There are also retailers and wine merchants who are getting involved in this and offering wine delivery. The Wine Society in the UK has reported that online orders are almost at pre-Christmas levels - which is saying a lot. So DTC sales are definitely the sensible way for wineries to go.
However, not all wineries can move towards DTC sales, due to some being purely on-trade brands, such as Fitz Sparkling wine. According to Harpers UK, Dan Cahill, MD at Sussex-based Fitz winery, said: “From our point of view, as Fitz sparkling wine is predominantly an on-trade brand, the effects on sales are likely to be an almost complete shutdown of sales over the next few weeks / months. It clearly remains to be seen how quickly we can emerge from the current crisis and what the landscape will be when we do emerge on the other side.”
This definitely shows the downfall of sales, and Fitz winery is just one out of hundreds whose sales only work through on-trade.
A peek into production
In terms of wine production, the one good thing is that harvest doesn’t come around till September - but then again, we don’t know how long the pandemic is going to disrupt the world.

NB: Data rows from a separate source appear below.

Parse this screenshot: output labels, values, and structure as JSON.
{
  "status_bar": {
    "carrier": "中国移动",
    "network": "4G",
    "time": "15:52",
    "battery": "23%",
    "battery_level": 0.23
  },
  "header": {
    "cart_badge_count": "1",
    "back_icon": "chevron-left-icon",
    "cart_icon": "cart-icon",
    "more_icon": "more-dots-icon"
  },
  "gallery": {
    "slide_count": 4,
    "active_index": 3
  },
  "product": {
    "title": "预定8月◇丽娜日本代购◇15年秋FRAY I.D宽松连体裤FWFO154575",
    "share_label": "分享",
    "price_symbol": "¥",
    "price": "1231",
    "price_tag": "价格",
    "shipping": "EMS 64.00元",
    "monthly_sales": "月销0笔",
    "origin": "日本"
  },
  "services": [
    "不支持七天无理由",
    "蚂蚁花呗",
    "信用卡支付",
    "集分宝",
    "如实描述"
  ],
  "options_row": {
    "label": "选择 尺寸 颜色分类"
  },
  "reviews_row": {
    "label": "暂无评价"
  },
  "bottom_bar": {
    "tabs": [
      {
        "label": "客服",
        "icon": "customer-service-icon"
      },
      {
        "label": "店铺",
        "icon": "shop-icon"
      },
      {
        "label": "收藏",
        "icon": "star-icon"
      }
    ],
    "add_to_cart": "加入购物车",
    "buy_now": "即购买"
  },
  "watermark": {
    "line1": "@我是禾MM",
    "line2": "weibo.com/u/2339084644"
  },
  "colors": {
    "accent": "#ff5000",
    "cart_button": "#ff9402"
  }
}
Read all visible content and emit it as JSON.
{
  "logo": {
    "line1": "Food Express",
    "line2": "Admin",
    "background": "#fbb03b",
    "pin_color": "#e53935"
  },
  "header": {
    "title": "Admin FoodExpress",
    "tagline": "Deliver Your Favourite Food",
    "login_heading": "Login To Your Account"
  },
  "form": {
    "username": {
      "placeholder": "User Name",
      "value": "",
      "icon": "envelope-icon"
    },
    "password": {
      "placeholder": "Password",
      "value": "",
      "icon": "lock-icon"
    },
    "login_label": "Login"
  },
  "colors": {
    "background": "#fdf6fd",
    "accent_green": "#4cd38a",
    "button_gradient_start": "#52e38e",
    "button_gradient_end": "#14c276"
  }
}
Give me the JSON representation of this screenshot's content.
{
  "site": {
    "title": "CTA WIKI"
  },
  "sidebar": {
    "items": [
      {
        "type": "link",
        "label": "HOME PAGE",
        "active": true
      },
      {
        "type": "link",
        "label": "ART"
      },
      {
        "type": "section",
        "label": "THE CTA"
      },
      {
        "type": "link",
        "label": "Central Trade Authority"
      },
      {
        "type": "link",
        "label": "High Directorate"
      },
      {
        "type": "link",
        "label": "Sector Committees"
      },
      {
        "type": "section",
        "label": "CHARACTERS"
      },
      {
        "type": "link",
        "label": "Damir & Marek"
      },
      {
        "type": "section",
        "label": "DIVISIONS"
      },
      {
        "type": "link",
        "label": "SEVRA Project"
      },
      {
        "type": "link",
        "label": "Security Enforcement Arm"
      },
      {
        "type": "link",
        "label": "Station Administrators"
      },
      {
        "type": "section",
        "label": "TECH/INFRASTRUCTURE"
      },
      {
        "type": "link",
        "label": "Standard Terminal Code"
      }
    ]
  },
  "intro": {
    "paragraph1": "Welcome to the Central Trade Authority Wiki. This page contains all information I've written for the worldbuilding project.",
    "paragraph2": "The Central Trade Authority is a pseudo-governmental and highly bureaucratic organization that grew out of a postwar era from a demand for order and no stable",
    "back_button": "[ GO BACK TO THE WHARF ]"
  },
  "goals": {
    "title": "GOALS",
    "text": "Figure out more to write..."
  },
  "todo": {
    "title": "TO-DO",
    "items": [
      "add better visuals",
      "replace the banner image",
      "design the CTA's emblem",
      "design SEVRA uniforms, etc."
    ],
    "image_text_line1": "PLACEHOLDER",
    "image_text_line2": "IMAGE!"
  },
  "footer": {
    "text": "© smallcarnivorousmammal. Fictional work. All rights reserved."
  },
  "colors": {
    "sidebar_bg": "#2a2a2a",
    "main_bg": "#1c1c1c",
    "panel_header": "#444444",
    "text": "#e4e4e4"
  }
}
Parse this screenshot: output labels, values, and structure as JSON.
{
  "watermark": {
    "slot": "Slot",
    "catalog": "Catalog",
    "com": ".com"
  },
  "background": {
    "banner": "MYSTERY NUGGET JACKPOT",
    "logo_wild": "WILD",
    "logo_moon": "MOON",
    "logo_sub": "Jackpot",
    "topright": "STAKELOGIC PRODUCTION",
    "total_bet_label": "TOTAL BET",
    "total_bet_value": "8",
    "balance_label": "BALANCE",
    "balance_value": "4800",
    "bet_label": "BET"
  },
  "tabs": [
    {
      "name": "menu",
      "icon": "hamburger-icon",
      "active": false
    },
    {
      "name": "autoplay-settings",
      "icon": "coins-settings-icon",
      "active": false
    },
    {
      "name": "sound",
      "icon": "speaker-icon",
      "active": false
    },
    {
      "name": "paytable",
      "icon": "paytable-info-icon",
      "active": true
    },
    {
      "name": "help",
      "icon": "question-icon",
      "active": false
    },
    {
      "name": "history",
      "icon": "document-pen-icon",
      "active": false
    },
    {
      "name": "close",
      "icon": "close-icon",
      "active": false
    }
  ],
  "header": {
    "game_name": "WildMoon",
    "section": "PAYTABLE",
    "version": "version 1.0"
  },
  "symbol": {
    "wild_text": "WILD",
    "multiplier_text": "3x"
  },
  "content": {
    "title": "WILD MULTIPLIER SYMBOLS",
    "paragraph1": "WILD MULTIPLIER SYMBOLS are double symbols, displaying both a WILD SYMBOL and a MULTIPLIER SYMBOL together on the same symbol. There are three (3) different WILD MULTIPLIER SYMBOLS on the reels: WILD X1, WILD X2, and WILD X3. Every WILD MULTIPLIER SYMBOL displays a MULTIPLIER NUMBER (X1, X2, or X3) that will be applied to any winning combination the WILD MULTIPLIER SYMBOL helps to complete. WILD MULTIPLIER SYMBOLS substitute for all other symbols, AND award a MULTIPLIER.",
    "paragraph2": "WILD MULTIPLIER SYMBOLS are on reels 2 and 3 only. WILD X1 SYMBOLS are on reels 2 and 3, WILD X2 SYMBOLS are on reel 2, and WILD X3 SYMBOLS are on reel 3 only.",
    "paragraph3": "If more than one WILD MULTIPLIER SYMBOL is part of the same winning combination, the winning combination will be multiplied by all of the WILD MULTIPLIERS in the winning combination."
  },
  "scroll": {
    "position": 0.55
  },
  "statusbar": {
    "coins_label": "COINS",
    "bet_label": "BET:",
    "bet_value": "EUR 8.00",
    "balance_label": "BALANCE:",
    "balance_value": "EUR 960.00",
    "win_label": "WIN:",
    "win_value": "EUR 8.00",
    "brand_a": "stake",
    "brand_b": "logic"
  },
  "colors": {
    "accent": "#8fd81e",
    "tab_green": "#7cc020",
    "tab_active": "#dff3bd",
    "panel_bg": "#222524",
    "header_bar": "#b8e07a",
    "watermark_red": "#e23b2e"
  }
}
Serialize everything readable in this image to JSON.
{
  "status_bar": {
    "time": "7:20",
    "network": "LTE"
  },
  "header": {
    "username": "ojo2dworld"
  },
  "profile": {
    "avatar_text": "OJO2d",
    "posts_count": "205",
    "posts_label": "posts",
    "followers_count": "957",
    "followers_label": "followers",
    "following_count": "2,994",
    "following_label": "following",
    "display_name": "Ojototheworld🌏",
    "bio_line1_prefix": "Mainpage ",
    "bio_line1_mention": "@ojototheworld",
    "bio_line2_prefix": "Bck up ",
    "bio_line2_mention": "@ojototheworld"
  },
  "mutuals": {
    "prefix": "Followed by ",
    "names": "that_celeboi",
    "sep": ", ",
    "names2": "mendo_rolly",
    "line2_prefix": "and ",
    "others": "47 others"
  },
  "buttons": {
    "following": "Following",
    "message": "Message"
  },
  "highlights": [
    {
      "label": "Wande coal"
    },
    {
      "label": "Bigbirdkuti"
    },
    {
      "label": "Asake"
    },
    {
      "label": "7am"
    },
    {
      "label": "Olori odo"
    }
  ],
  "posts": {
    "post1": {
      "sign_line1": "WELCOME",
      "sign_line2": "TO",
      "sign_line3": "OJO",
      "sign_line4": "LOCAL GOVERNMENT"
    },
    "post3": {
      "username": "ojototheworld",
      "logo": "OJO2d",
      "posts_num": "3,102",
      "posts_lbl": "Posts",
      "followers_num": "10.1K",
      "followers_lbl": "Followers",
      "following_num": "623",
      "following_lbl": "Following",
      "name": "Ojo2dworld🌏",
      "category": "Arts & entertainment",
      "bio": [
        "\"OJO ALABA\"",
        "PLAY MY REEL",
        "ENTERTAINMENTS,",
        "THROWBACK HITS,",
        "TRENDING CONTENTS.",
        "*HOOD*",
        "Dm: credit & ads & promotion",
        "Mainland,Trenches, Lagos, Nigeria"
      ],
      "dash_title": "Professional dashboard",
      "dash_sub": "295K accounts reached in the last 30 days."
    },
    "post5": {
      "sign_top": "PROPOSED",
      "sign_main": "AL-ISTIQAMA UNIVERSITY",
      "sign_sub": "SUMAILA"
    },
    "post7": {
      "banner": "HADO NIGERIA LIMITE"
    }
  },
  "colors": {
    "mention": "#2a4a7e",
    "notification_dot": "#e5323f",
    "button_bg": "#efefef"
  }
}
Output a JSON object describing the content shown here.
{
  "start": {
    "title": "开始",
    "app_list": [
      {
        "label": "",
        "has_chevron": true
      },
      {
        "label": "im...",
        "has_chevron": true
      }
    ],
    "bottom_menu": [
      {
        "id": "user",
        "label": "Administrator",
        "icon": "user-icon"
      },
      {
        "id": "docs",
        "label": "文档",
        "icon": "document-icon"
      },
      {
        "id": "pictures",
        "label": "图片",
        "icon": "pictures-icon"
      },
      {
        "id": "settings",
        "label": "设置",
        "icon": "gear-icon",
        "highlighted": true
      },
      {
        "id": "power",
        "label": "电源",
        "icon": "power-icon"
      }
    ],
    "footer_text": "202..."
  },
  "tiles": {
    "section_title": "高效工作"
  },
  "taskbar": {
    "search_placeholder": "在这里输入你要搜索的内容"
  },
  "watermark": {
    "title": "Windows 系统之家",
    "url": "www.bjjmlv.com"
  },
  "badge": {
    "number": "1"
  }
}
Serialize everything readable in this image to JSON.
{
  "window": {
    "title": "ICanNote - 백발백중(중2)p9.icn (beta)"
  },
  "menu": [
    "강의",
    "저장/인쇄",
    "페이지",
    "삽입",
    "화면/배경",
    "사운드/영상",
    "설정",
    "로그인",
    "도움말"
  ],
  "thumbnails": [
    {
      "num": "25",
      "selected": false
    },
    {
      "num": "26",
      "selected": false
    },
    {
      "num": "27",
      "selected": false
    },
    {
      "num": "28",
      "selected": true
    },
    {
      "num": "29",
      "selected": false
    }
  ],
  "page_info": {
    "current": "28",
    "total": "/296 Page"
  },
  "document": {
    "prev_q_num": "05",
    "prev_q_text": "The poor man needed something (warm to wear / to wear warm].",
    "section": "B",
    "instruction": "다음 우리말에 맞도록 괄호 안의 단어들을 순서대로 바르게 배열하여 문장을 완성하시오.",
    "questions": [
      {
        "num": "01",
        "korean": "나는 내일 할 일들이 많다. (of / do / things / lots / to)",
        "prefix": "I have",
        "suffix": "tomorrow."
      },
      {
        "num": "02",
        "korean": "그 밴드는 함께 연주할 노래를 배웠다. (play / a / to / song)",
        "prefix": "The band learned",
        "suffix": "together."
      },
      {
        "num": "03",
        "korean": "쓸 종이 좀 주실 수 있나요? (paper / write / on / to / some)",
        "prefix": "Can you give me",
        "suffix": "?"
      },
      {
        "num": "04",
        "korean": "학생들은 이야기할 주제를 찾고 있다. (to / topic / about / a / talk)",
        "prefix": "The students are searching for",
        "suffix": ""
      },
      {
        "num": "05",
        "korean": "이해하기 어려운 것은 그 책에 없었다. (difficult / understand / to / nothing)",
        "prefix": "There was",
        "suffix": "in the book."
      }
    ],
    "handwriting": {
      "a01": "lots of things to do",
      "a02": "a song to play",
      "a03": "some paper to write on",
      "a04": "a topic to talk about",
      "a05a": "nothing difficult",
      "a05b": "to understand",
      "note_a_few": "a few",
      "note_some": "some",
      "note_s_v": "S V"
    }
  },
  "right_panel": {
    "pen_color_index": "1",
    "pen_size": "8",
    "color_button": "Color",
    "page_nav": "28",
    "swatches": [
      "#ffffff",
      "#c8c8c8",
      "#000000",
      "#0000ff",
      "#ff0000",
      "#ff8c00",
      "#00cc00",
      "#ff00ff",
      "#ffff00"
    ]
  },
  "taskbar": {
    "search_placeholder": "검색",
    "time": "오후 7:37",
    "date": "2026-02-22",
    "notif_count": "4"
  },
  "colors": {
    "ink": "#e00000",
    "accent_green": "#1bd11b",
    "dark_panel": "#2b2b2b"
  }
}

However, wine releases are said to be pushed back due to the lack of staff available right now. There’s no one for bottling, labelling, etc. Many workers have gone back to their homes, and a lot of wineries have let go of their workers as well for the safety and cost reasons.
A hopeful lining
Even with everything going on, there’s hope across the industry. UK Chancellor Rishi Sunak has announced the extension of business rates holiday for businesses in the hospitality, retail, and leisure sectors.
PR companies are also offering their helping hand to wineries across the UK in terms of marketing, social media, and any other tactics wineries would need to build themselves up during this time.
There are companies which are helping out by keeping aside products for the elderly, and the spirits world is set on manufacturing hand sanitizers and cleaners. Along with that, there’s also hope for the hospitality sector to receive an immense amount of support once the pandemic blows over.
According to Harpers UK, ‘China is also starting to wake from economic hibernation, giving us a glimpse of the other side of this truly out-of-body experience of a situation, which is testing the limits of the UK trade, but is also allowing for a fair amount of introspection, whereby the industry can re-group, re-assess and come back, (eventually) on even better form.’